In the era of GAI, school teachers and college instructors are increasingly edgy and suspicious of students’ work. In a few seconds, GAI can generate an essay or a detailed case study. AI-detection tools will not be able to detect plagiarism if the text is paraphrased and edited. The academic community will also become less trusting when evaluating someone’s work. When reading somebody’s article, reviewers and editors will keep wondering: “did this person write this text?”, “am I reading creative, original ideas or is it a useless article generated by AI for the purposes of getting another ‘hit’ required for tenure or promotion? In contrast to what most people think, AI text detection tools are more reliable and valid. Despite this, these tools can still lead to false accusations against authors based on text analysis. All these issues are likely to strain the relationships among academics, especially when a researcher is not transparent about his or her use of GAI.

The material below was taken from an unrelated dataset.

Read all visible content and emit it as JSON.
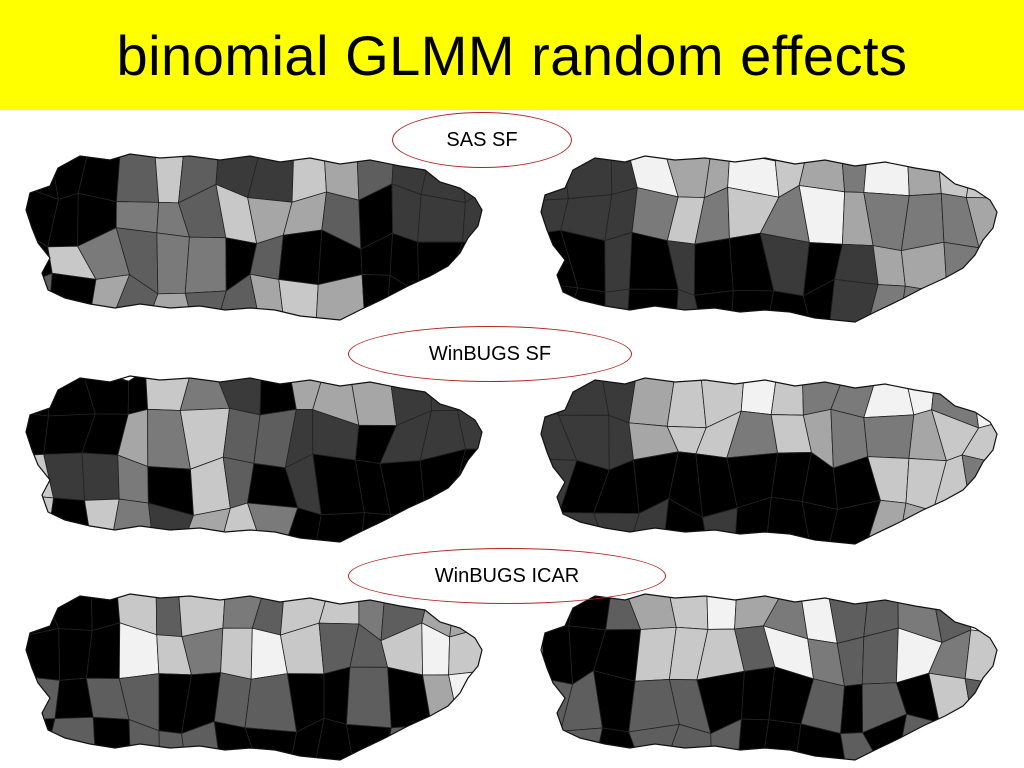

Reputation of Academic Research

The GAI can further damage the reputation of academic research among the public. There is already criticism that academic research is “useless” in many fields. By using GAI, academic papers that merely reshuffle things around and don’t offer anything new are becoming increasingly easy to generate. Some of the most popular academic journals, which are already “flooded” with submissions, are likely to receive even more submissions in the future. This will undermine their article processing capabilities and make it harder for researchers to find “gems” in the ocean of submissions. Moreover, AI-based referencing tools make it easier to generate long lists of references and citations – something some academics view as “citations spam”.  This further undermines the reputation of academic research

Conclusion

To mitigate these ethical and legal risks, researchers must be vigilant in upholding existing ethical standards towards academic research, complying with existing legal frameworks related to privacy and copyright, ensuring transparency of their use of GAI, and critically evaluating the outputs of GAI models. Open dialogue among the members of the academic community as well as clear guidelines can help the academic community navigate the complex landscape of GAI-powered research while preserving the integrity and respect of scholarly work.